Eigentlich ganz simpel.

21. Juni 2017


Seit fast 20 Jahren …naja… laß sagen, seit 15 Jahren schwebt mir vor, meinen Lieblingsroman in Brick-Testament-Manier in Lego nachzubauen. Ein zum Scheitern verurteiltes Projekt, weil: Mein Projekt. Und ich krich ja den Arsch nicht hoch. Dabei habe ich es immerhin geschafft, Grimmelshausens „Abenteuerlichen Simplicissimus“ dreimal zu lesen, 720 frühneuhochdeutsche Seiten. Einmal im Rahmen eines Seminars an der Uni, inclusive Hausarbeit zum Thema, einmal als Vorbereitung auf die Zwischenprüfung, und dann noch mal für Spaß. Und obendrein las ich ohne Not auch noch die verwandten Werke „Lebensbeschreibung der Ertzbetrügerin und Landstörtzerin Courasche“ (von Bertolt Brecht später als „Mutter Courage und ihre Kinder“ auf die Bühne gebracht) und den „Seltzamen Springinsfeld“, welcher recht eigentlich als Sequel zum „Simplicissimus“ betrachtet werden kann.

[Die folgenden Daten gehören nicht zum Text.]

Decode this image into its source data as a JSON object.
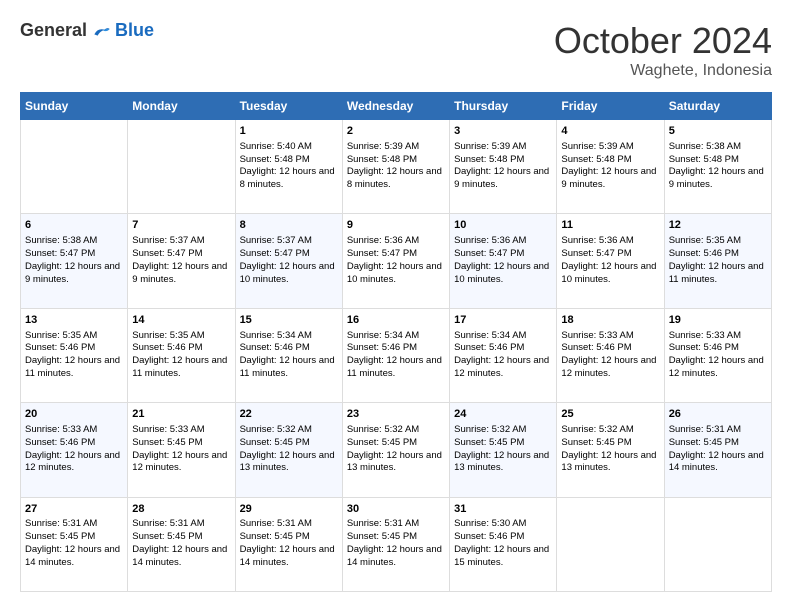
{
  "logo": {
    "general": "General",
    "blue": "Blue"
  },
  "header": {
    "month": "October 2024",
    "location": "Waghete, Indonesia"
  },
  "weekdays": [
    "Sunday",
    "Monday",
    "Tuesday",
    "Wednesday",
    "Thursday",
    "Friday",
    "Saturday"
  ],
  "weeks": [
    [
      {
        "day": "",
        "sunrise": "",
        "sunset": "",
        "daylight": ""
      },
      {
        "day": "",
        "sunrise": "",
        "sunset": "",
        "daylight": ""
      },
      {
        "day": "1",
        "sunrise": "Sunrise: 5:40 AM",
        "sunset": "Sunset: 5:48 PM",
        "daylight": "Daylight: 12 hours and 8 minutes."
      },
      {
        "day": "2",
        "sunrise": "Sunrise: 5:39 AM",
        "sunset": "Sunset: 5:48 PM",
        "daylight": "Daylight: 12 hours and 8 minutes."
      },
      {
        "day": "3",
        "sunrise": "Sunrise: 5:39 AM",
        "sunset": "Sunset: 5:48 PM",
        "daylight": "Daylight: 12 hours and 9 minutes."
      },
      {
        "day": "4",
        "sunrise": "Sunrise: 5:39 AM",
        "sunset": "Sunset: 5:48 PM",
        "daylight": "Daylight: 12 hours and 9 minutes."
      },
      {
        "day": "5",
        "sunrise": "Sunrise: 5:38 AM",
        "sunset": "Sunset: 5:48 PM",
        "daylight": "Daylight: 12 hours and 9 minutes."
      }
    ],
    [
      {
        "day": "6",
        "sunrise": "Sunrise: 5:38 AM",
        "sunset": "Sunset: 5:47 PM",
        "daylight": "Daylight: 12 hours and 9 minutes."
      },
      {
        "day": "7",
        "sunrise": "Sunrise: 5:37 AM",
        "sunset": "Sunset: 5:47 PM",
        "daylight": "Daylight: 12 hours and 9 minutes."
      },
      {
        "day": "8",
        "sunrise": "Sunrise: 5:37 AM",
        "sunset": "Sunset: 5:47 PM",
        "daylight": "Daylight: 12 hours and 10 minutes."
      },
      {
        "day": "9",
        "sunrise": "Sunrise: 5:36 AM",
        "sunset": "Sunset: 5:47 PM",
        "daylight": "Daylight: 12 hours and 10 minutes."
      },
      {
        "day": "10",
        "sunrise": "Sunrise: 5:36 AM",
        "sunset": "Sunset: 5:47 PM",
        "daylight": "Daylight: 12 hours and 10 minutes."
      },
      {
        "day": "11",
        "sunrise": "Sunrise: 5:36 AM",
        "sunset": "Sunset: 5:47 PM",
        "daylight": "Daylight: 12 hours and 10 minutes."
      },
      {
        "day": "12",
        "sunrise": "Sunrise: 5:35 AM",
        "sunset": "Sunset: 5:46 PM",
        "daylight": "Daylight: 12 hours and 11 minutes."
      }
    ],
    [
      {
        "day": "13",
        "sunrise": "Sunrise: 5:35 AM",
        "sunset": "Sunset: 5:46 PM",
        "daylight": "Daylight: 12 hours and 11 minutes."
      },
      {
        "day": "14",
        "sunrise": "Sunrise: 5:35 AM",
        "sunset": "Sunset: 5:46 PM",
        "daylight": "Daylight: 12 hours and 11 minutes."
      },
      {
        "day": "15",
        "sunrise": "Sunrise: 5:34 AM",
        "sunset": "Sunset: 5:46 PM",
        "daylight": "Daylight: 12 hours and 11 minutes."
      },
      {
        "day": "16",
        "sunrise": "Sunrise: 5:34 AM",
        "sunset": "Sunset: 5:46 PM",
        "daylight": "Daylight: 12 hours and 11 minutes."
      },
      {
        "day": "17",
        "sunrise": "Sunrise: 5:34 AM",
        "sunset": "Sunset: 5:46 PM",
        "daylight": "Daylight: 12 hours and 12 minutes."
      },
      {
        "day": "18",
        "sunrise": "Sunrise: 5:33 AM",
        "sunset": "Sunset: 5:46 PM",
        "daylight": "Daylight: 12 hours and 12 minutes."
      },
      {
        "day": "19",
        "sunrise": "Sunrise: 5:33 AM",
        "sunset": "Sunset: 5:46 PM",
        "daylight": "Daylight: 12 hours and 12 minutes."
      }
    ],
    [
      {
        "day": "20",
        "sunrise": "Sunrise: 5:33 AM",
        "sunset": "Sunset: 5:46 PM",
        "daylight": "Daylight: 12 hours and 12 minutes."
      },
      {
        "day": "21",
        "sunrise": "Sunrise: 5:33 AM",
        "sunset": "Sunset: 5:45 PM",
        "daylight": "Daylight: 12 hours and 12 minutes."
      },
      {
        "day": "22",
        "sunrise": "Sunrise: 5:32 AM",
        "sunset": "Sunset: 5:45 PM",
        "daylight": "Daylight: 12 hours and 13 minutes."
      },
      {
        "day": "23",
        "sunrise": "Sunrise: 5:32 AM",
        "sunset": "Sunset: 5:45 PM",
        "daylight": "Daylight: 12 hours and 13 minutes."
      },
      {
        "day": "24",
        "sunrise": "Sunrise: 5:32 AM",
        "sunset": "Sunset: 5:45 PM",
        "daylight": "Daylight: 12 hours and 13 minutes."
      },
      {
        "day": "25",
        "sunrise": "Sunrise: 5:32 AM",
        "sunset": "Sunset: 5:45 PM",
        "daylight": "Daylight: 12 hours and 13 minutes."
      },
      {
        "day": "26",
        "sunrise": "Sunrise: 5:31 AM",
        "sunset": "Sunset: 5:45 PM",
        "daylight": "Daylight: 12 hours and 14 minutes."
      }
    ],
    [
      {
        "day": "27",
        "sunrise": "Sunrise: 5:31 AM",
        "sunset": "Sunset: 5:45 PM",
        "daylight": "Daylight: 12 hours and 14 minutes."
      },
      {
        "day": "28",
        "sunrise": "Sunrise: 5:31 AM",
        "sunset": "Sunset: 5:45 PM",
        "daylight": "Daylight: 12 hours and 14 minutes."
      },
      {
        "day": "29",
        "sunrise": "Sunrise: 5:31 AM",
        "sunset": "Sunset: 5:45 PM",
        "daylight": "Daylight: 12 hours and 14 minutes."
      },
      {
        "day": "30",
        "sunrise": "Sunrise: 5:31 AM",
        "sunset": "Sunset: 5:45 PM",
        "daylight": "Daylight: 12 hours and 14 minutes."
      },
      {
        "day": "31",
        "sunrise": "Sunrise: 5:30 AM",
        "sunset": "Sunset: 5:46 PM",
        "daylight": "Daylight: 12 hours and 15 minutes."
      },
      {
        "day": "",
        "sunrise": "",
        "sunset": "",
        "daylight": ""
      },
      {
        "day": "",
        "sunrise": "",
        "sunset": "",
        "daylight": ""
      }
    ]
  ]
}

Die „Courasche“ ist leider arg zerfleddert, weil ich das Reclam-Bändchen eine Zeitlang in meiner Gesäßtasche mit mir trug, was töricht war, denn so übertrieben leicht zu bekommen sind diese Ausgaben gar nicht, handelt es sich doch eher um spezielle Literaturkost, die nicht jede Buchhandlung einfach so vorrätig hält. Nach wie vor erhältlich ist freilich der „Simplicissimus“. Immerhin ist es der erste große Roman von deutschlandweiter Weltgeltung, weshalb man ihn in der Klassiker-Abteilung einer „Meyerschen“ durchaus findet. Und bei dieser Gelegenheit wird man mit Bestürzen feststellen, daß das Klassiker-Regal dieser „Meyerschen“ ungefähr einmeterfuchzich breit ist, während für moderne Esoterik-Literatur eine ganze Etage reserviert ist und für pseudohistorische Frauenromane („Die Base des Bischofs“. „Die Nelkenumtopferin“. „Die Jäterin im Klostergarten“.) eigens angebaut wurde. Aber was soll’s, Hauptsache, die Leute lesen überhaupt noch irgendwas anderes als Twitter-Nachrichten und radikal-unempathische Facebook-Foren. Wie dem auch sei, auch ich fand in der Buchhandlung noch zwei Ausgaben des „Simplicissimus“, die ich einfach mal so haben wollte, ohne sie je tatsächlich zum Lesen benutzen zu wollen. Man kann ja nicht immer nur Lego sammeln.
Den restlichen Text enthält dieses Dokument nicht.